Duplicated text in `prediction` visualization when there are overlapping spans

Question

Duplicated text in `prediction` visualization when there are overlapping spans

tomaarsen opened this issue 2 years ago · comments

Hello!

Bug details

The Token polarity attribute will perform a look-back of (by default) 3 tokens, and the span of the resulting TokenPolarityOutput may thus be larger than the token itself. This causes potential span overlaps, such as in the example below.

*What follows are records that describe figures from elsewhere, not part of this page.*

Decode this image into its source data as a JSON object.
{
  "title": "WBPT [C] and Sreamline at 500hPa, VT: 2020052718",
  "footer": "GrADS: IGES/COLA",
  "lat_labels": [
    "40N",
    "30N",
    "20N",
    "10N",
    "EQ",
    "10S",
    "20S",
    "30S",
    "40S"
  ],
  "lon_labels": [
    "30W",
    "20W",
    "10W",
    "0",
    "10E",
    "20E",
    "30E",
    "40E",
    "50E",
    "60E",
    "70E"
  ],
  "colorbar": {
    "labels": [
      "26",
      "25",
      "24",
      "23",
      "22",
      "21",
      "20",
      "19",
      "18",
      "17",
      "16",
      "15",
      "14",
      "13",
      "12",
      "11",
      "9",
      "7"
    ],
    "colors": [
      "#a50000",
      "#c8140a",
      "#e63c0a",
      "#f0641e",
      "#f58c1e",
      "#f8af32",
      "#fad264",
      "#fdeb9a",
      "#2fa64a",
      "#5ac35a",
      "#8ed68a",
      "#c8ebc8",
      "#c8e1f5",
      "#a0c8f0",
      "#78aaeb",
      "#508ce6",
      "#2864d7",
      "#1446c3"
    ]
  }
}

This is problematic with the current visualize implementation for the prediction style, as it duplicates the overlapping text.

You may have already been aware of this, given #52, but I figured I would make this report regardless.

How to reproduce the behaviour

import asent
import spacy

# load spacy pipeline
nlp = spacy.load("en_core_web_lg")

# add the rule-based sentiment model
nlp.add_pipe("asent_en_v1")

doc = nlp("I am not pretty quite unhappy")
# doc = nlp("I am not great, unhappy is how I would describe myself.")

asent.visualize(doc, style="prediction")

Bugged results

(See also #58 for a secondary bug related to the second image, i.e. the unhappy section being regarded as positive)

My Environment

asent version: 0.4.3
spaCy version: 3.4.1
Platform: Windows-10-10.0.19043-SP0
Python version: 3.10.1
Pipelines: en_core_web_lg (3.4.0)

Tom Aarsen

Kenneth Enevoldsen · Answer 1 · Fri Aug 26 2022 16:52:58 GMT+0800 (China Standard Time)

You are indeed correct solving #52 should alleviate this issue. However, this parse (as you note) seems problematic.